Later on, that kind of fell apart, especially when Galileo was all, “The Earth revolves around the sun instead of the other way around,” and then the Vatican was all, “We’re about to go seriously Inquisition on your ass if you don’t shut up,” and Galileo was like, “Okay, you win,” but under his breath he was all, “But it still totally revolves around the sun. Dicks.”
Anyway, I give you this short history update to prepare you for what I heard when I stepped back into the door of light Sam opened, which was either the actual music of the spheres or an extremely convincing simulation.
I was surrounded by, or maybe engulfed in, what seemed not just white light, but different kinds of white light—not different colors, just different intensities. And as I tried to make sense of my surroundings, I heard something I’ll never forget.
Now, mind you, I’m a guy who’s heard the singing of the celestial choirs in Heaven, and screams wafting up from the deepest pits of Hell. I’m no rookie.
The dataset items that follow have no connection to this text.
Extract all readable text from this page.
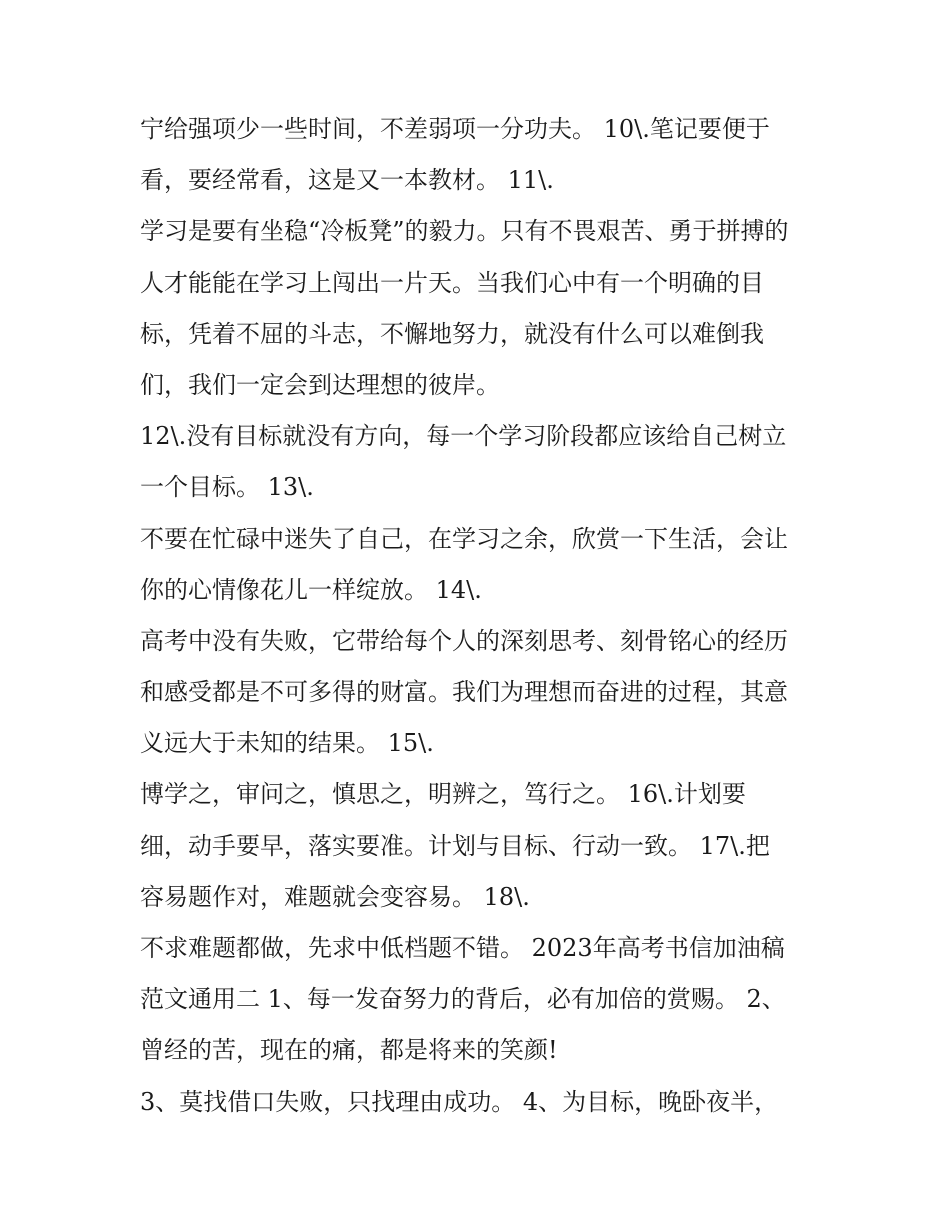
宁给强项少一些时间，不差弱项一分功夫。 10\.笔记要便于
看，要经常看，这是又一本教材。 11\.
学习是要有坐稳“冷板凳”的毅力。只有不畏艰苦、勇于拼搏的
人才能能在学习上闯出一片天。当我们心中有一个明确的目
标，凭着不屈的斗志，不懈地努力，就没有什么可以难倒我
们，我们一定会到达理想的彼岸。
12\.没有目标就没有方向，每一个学习阶段都应该给自己树立
一个目标。 13\.
不要在忙碌中迷失了自己，在学习之余，欣赏一下生活，会让
你的心情像花儿一样绽放。 14\.
高考中没有失败，它带给每个人的深刻思考、刻骨铭心的经历
和感受都是不可多得的财富。我们为理想而奋进的过程，其意
义远大于未知的结果。 15\.
博学之，审问之，慎思之，明辨之，笃行之。 16\.计划要
细，动手要早，落实要准。计划与目标、行动一致。 17\.把
容易题作对，难题就会变容易。 18\.
不求难题都做，先求中低档题不错。 2023年高考书信加油稿
范文通用二 1、每一发奋努力的背后，必有加倍的赏赐。 2、
曾经的苦，现在的痛，都是将来的笑颜!
3、莫找借口失败，只找理由成功。 4、为目标，晚卧夜半，
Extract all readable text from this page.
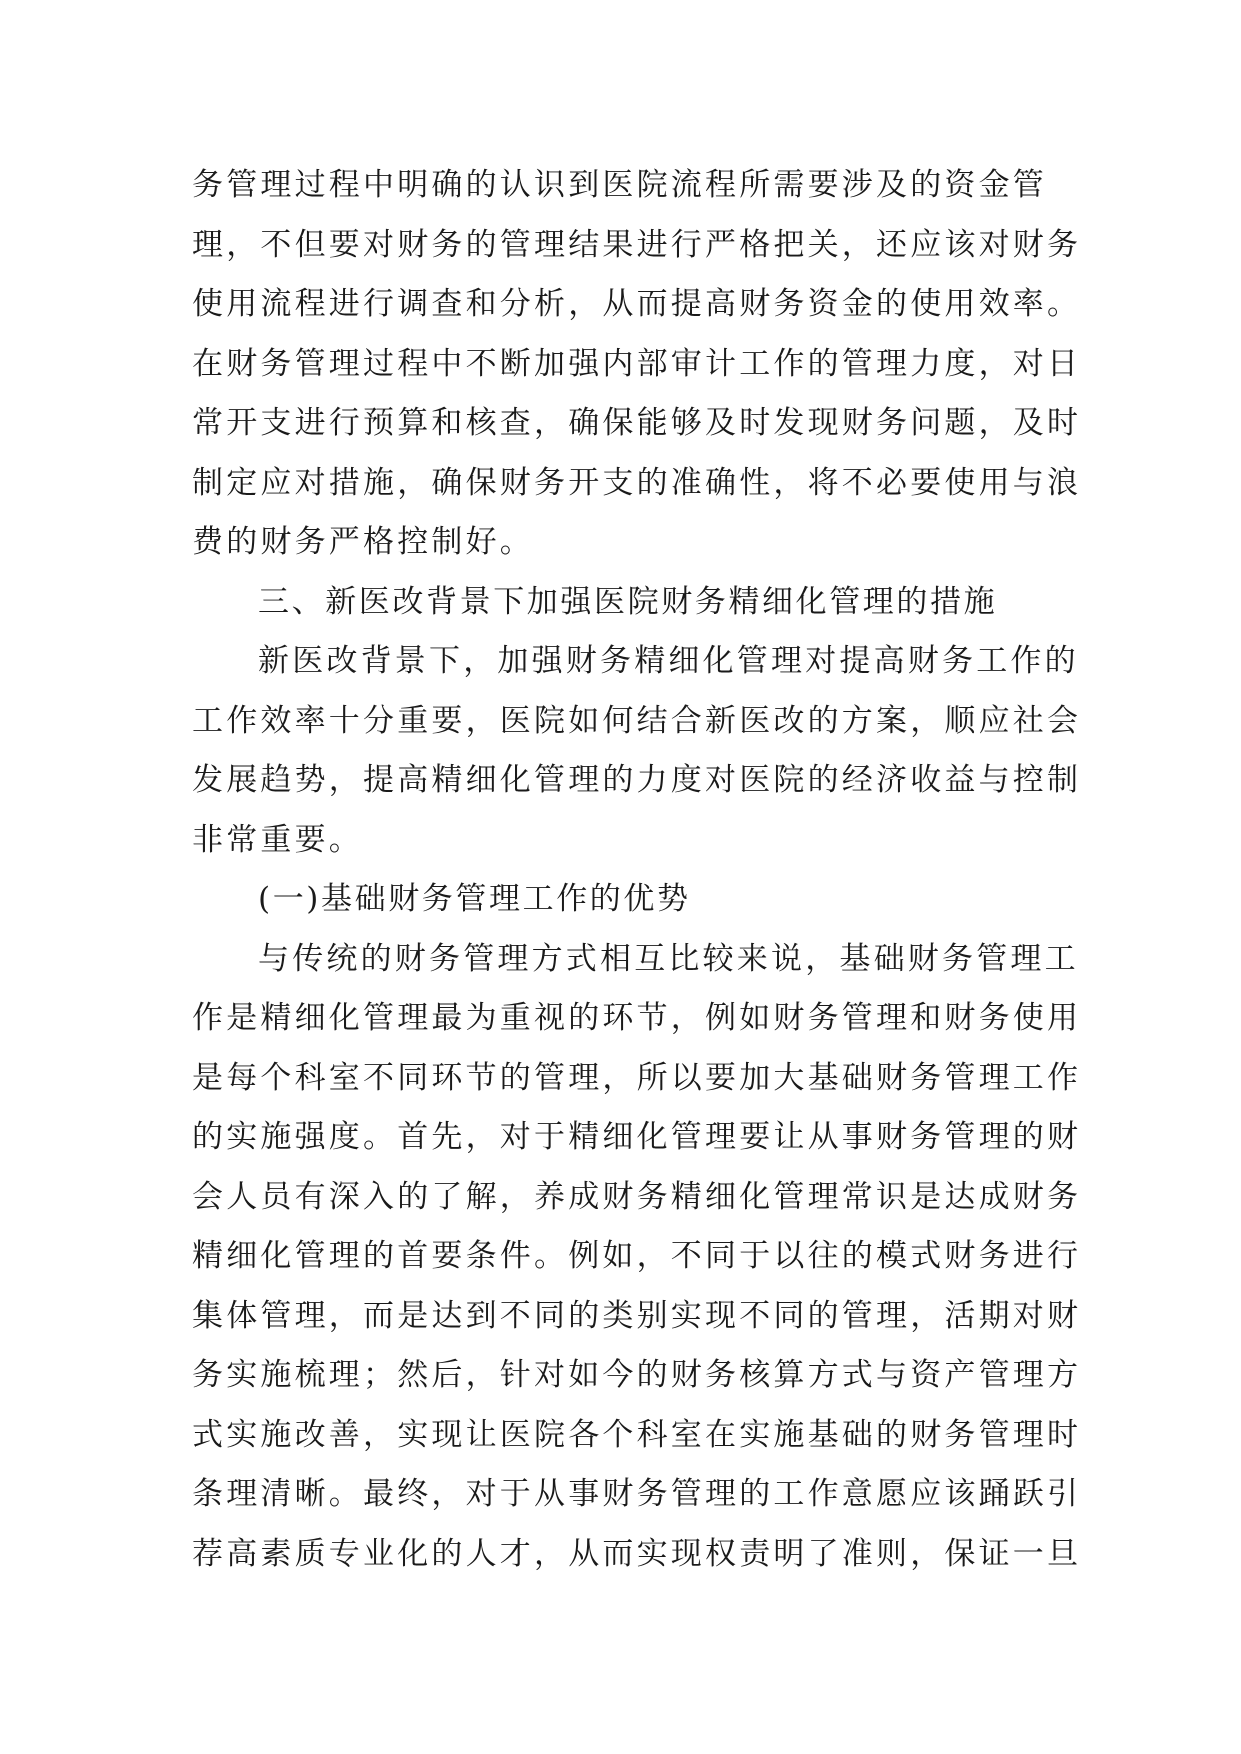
务管理过程中明确的认识到医院流程所需要涉及的资金管
理，不但要对财务的管理结果进行严格把关，还应该对财务
使用流程进行调查和分析，从而提高财务资金的使用效率。
在财务管理过程中不断加强内部审计工作的管理力度，对日
常开支进行预算和核查，确保能够及时发现财务问题，及时
制定应对措施，确保财务开支的准确性，将不必要使用与浪
费的财务严格控制好。
三、新医改背景下加强医院财务精细化管理的措施
新医改背景下，加强财务精细化管理对提高财务工作的
工作效率十分重要，医院如何结合新医改的方案，顺应社会
发展趋势，提高精细化管理的力度对医院的经济收益与控制
非常重要。
(一)基础财务管理工作的优势
与传统的财务管理方式相互比较来说，基础财务管理工
作是精细化管理最为重视的环节，例如财务管理和财务使用
是每个科室不同环节的管理，所以要加大基础财务管理工作
的实施强度。首先，对于精细化管理要让从事财务管理的财
会人员有深入的了解，养成财务精细化管理常识是达成财务
精细化管理的首要条件。例如，不同于以往的模式财务进行
集体管理，而是达到不同的类别实现不同的管理，活期对财
务实施梳理；然后，针对如今的财务核算方式与资产管理方
式实施改善，实现让医院各个科室在实施基础的财务管理时
条理清晰。最终，对于从事财务管理的工作意愿应该踊跃引
荐高素质专业化的人才，从而实现权责明了准则，保证一旦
But what I heard when I crossed back through, what surrounded me like the breathing of some immense creature the size of a galaxy, was unlike anything else I’d experienced. It was as different from any other sound I’d heard as day is different from night. It was deeper than the deepest rumble, but it had edges—harmonics, I guess a musician might say—that stretched beyond my ability to hear or even perceive, and yet somehow I could still feel them. I was in the heart of the greatest living thing that could ever be, as if I were only a cell in that body—no, as if I were a single electrical impulse in the endless nerves of the Highest, God Himself. The sound, the music, the vibration, whatever you call it, it was all around me and everywhere. I was nowhere at all, but I was also everywhere, and that was right where I needed to be.
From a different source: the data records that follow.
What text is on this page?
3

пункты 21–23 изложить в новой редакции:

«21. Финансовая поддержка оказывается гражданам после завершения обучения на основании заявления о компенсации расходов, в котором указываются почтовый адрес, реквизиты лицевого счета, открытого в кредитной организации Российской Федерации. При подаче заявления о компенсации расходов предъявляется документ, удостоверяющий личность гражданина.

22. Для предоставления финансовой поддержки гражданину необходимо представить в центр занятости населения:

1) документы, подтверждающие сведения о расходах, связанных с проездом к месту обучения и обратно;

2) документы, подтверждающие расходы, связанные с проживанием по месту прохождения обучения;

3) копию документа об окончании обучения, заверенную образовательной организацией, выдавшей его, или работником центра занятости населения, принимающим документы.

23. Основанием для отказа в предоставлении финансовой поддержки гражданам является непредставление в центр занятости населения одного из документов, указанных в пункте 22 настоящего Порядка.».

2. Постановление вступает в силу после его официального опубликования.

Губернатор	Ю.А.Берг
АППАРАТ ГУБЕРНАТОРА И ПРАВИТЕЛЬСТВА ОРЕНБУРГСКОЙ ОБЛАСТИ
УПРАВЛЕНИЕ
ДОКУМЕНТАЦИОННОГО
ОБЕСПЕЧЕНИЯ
This all washed across me in far less subjective time than it takes to describe, then my rational mind (no jokes, please) finally showed up, took my mental hand, and kindly led me back to current reality.
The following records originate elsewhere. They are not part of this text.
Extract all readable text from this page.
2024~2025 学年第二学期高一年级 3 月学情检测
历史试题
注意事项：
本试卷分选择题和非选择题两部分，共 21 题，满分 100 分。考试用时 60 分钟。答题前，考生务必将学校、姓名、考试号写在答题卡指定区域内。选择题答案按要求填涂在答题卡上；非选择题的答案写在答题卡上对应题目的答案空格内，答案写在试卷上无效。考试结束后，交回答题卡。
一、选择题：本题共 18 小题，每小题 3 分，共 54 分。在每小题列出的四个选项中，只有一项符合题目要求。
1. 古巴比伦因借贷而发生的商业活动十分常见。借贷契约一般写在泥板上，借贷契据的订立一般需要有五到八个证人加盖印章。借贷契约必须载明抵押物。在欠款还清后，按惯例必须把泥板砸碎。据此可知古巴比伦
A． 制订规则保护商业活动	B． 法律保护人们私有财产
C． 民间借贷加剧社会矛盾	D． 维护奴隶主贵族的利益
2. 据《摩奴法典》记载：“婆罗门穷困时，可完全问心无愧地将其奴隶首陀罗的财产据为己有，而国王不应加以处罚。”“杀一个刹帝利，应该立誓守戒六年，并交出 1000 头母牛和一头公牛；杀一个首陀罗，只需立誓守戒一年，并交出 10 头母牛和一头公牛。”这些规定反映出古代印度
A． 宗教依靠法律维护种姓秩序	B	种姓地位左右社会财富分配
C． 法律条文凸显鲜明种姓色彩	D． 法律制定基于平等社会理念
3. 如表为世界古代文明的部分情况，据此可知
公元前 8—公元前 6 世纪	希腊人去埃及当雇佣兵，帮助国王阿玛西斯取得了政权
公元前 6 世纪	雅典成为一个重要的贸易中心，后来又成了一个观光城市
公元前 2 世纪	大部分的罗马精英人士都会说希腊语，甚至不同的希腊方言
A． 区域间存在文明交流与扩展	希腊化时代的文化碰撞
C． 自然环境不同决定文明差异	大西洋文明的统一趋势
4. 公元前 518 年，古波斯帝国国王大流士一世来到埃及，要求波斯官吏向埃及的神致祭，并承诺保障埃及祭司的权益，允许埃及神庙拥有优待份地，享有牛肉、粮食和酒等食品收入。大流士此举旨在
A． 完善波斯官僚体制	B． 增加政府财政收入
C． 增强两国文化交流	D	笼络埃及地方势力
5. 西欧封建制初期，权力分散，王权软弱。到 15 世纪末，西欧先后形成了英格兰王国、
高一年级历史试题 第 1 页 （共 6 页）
It was literally a sobering experience. The beautiful chaos hardened into something less diffuse, and the different tones of light resolved into a three-dimensional structure of sorts. I stood in an endless white corridor of glowing motes, like billions of tiny bubbles, but each one different, each one shining with its own tiny white fire, some brighter than others, but none of them dark. Everything around me, the floor, the ceiling, the walls, was made of these shining white cells, like the packing material out of the box the cosmos had been shipped in.